KEIR RADNEDGE REPORTS: The World Anti-Doping Agency has refuted Thomas Bach’s criticism that, in effect, it sat on information about a state-led Russian doping cover-up and thus landed the Olympic movement with its current eve-of-Games crisis.

A three-person International Olympic Committee commission must yet review recommendations from a special Court of Arbitration for Sport panel into which Russian competitors should be permitted to compete at the Olympics which open in Rio de Janeiro on Friday.

Sir Craig Reedie . . . WADA president and IOC vice-president

On Sunday a defiant Bach, president of the IOC, said that the agency had not followed up “information offered to the World Anti-Doping Agency a couple of years ago.” Hence he insisted that the IOC was not responsible for the chaos which has erupted “just a couple of days before the Games.”
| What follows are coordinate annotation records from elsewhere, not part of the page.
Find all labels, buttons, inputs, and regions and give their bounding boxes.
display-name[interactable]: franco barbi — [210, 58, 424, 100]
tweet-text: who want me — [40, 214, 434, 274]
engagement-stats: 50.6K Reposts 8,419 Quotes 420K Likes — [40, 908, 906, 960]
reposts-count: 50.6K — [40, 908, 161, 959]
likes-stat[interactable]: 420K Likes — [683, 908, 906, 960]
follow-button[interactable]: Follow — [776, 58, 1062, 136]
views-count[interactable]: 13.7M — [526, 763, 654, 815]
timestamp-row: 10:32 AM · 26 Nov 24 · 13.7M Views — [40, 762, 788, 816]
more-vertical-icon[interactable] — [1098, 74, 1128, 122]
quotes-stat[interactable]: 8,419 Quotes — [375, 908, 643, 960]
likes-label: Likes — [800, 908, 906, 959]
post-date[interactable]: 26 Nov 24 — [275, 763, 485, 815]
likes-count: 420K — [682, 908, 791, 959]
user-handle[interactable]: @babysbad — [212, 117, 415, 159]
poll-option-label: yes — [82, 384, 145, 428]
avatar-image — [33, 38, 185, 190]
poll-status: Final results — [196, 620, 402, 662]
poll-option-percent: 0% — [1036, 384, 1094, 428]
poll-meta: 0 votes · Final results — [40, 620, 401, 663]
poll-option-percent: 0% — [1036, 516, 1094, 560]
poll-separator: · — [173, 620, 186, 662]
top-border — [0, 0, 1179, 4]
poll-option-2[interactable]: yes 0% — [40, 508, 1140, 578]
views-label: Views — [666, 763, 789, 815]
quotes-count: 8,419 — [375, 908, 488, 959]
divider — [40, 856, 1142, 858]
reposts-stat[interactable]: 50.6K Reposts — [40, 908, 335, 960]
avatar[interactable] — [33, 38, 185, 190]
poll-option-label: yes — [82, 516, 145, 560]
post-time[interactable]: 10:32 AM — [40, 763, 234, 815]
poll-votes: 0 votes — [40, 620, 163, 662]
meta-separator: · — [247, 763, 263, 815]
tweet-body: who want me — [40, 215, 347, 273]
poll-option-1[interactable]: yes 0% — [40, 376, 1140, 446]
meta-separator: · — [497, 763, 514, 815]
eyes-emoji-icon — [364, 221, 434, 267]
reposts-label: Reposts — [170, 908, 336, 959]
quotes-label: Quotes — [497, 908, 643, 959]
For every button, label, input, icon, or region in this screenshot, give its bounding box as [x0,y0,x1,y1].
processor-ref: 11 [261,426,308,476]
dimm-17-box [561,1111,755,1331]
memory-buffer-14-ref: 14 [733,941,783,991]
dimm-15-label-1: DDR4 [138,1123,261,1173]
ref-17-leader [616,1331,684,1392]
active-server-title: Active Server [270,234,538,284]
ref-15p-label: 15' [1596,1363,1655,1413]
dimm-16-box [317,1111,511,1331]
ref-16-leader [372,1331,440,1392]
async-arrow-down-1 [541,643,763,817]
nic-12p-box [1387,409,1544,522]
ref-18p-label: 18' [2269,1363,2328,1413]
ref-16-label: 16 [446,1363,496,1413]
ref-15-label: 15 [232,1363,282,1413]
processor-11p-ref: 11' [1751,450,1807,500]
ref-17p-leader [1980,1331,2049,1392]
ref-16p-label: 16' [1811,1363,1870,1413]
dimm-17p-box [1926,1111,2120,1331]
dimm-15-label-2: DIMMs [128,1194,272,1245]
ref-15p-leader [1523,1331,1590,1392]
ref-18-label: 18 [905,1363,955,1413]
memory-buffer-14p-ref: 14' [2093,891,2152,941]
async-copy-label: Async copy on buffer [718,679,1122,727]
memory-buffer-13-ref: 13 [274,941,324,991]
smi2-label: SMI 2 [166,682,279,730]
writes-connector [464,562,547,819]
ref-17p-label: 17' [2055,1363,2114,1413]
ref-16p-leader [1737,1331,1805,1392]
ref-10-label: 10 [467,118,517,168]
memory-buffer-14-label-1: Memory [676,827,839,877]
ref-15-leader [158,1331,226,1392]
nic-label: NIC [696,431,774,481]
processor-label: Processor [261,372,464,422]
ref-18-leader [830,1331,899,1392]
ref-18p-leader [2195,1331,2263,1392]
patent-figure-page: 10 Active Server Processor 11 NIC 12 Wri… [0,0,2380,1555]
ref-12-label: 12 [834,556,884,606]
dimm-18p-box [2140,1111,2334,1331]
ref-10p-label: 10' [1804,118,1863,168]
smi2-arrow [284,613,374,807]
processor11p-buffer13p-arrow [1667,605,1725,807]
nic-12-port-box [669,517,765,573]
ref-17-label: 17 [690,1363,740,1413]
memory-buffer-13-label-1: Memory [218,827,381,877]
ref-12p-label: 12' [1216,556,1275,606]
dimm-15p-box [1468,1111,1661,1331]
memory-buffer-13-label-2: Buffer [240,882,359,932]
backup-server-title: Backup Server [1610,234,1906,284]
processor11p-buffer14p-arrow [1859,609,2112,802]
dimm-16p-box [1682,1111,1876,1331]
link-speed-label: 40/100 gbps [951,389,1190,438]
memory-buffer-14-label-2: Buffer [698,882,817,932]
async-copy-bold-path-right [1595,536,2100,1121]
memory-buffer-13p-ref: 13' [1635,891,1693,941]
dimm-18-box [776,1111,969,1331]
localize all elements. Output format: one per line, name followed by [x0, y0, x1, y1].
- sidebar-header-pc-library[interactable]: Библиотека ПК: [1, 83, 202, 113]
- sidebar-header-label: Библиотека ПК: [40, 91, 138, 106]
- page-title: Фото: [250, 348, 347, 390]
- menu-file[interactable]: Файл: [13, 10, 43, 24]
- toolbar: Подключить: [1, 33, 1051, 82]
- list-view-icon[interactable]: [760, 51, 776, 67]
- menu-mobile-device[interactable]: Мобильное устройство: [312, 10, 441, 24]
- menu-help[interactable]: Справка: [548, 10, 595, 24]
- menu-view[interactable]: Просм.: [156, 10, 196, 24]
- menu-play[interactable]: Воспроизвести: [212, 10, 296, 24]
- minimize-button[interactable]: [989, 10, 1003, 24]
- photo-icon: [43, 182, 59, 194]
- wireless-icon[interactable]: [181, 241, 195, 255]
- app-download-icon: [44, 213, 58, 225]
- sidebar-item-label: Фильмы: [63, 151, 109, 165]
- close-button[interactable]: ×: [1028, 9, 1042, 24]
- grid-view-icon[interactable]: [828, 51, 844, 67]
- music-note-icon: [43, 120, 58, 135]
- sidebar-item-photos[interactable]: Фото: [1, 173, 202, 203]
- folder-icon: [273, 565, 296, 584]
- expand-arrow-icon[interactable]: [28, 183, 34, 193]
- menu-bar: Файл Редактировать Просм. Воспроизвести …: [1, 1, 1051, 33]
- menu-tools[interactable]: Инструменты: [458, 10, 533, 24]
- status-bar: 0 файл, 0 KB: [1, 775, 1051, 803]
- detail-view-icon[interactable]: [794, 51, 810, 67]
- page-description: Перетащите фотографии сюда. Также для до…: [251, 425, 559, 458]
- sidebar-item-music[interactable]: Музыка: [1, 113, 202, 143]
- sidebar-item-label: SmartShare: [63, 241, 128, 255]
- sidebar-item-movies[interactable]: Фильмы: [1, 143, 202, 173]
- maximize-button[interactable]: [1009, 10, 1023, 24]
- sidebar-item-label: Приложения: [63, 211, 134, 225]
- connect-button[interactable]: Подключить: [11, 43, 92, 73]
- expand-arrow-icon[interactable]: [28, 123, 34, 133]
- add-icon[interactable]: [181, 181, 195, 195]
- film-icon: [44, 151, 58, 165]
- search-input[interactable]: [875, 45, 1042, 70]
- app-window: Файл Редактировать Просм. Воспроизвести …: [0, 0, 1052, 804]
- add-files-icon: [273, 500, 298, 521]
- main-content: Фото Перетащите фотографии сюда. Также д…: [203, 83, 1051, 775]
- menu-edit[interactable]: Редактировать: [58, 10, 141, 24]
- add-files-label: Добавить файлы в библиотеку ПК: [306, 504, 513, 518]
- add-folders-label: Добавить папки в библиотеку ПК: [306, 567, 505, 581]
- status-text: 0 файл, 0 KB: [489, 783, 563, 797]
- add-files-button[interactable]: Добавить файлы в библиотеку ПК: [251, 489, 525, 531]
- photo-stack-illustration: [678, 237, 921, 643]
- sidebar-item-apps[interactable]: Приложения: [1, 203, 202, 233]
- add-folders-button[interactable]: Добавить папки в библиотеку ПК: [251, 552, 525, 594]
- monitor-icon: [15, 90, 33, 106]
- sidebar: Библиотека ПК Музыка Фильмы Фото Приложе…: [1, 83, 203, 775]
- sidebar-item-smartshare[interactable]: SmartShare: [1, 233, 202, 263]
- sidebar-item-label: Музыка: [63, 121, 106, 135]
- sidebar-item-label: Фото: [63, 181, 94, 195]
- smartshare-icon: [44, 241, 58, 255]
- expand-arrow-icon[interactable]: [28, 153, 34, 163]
In response, WADA has set out its own version of the timeline of information availability including the damning reports into the Russian system published by Richard Pound and then, only a fortnight ago, by Richard McLaren.

TV documentary

A statement said WADA wished to “factually clarify” that it launched its initial investigation only after the revelatory television documentary aired last November by the German ARD channel. However inquiry chair Pound had not found “concrete evidence to support State manipulation.”

The latter information was uncovered only a matter of weeks ago by the McLaren investigation which followed revelations by ex-Moscow laboratory chief Grigory Rodchenkov in an interview with The New York Times.

WADA president Sir Craig Reedie, one of Bach’s IOC vice-presidents, said that Rodchenkov had not volunteered his later allegations, about the level of Russia’s dope-test cheating at the Sochi Winter Olympics, to the Pound inquiry.

Reedie added: “WADA’s Executive Committee – composed in equal parts by representatives of the Olympic Movement and Governments of the world – supported Professor McLaren’s independent mandate, which was to obtain evidence as quickly as possible in the interest of clean athletes.

“While it is destabilising in the lead up to the Games, it is obvious, given the seriousness of the revelations that he uncovered, that they had to be published and acted upon without delay.”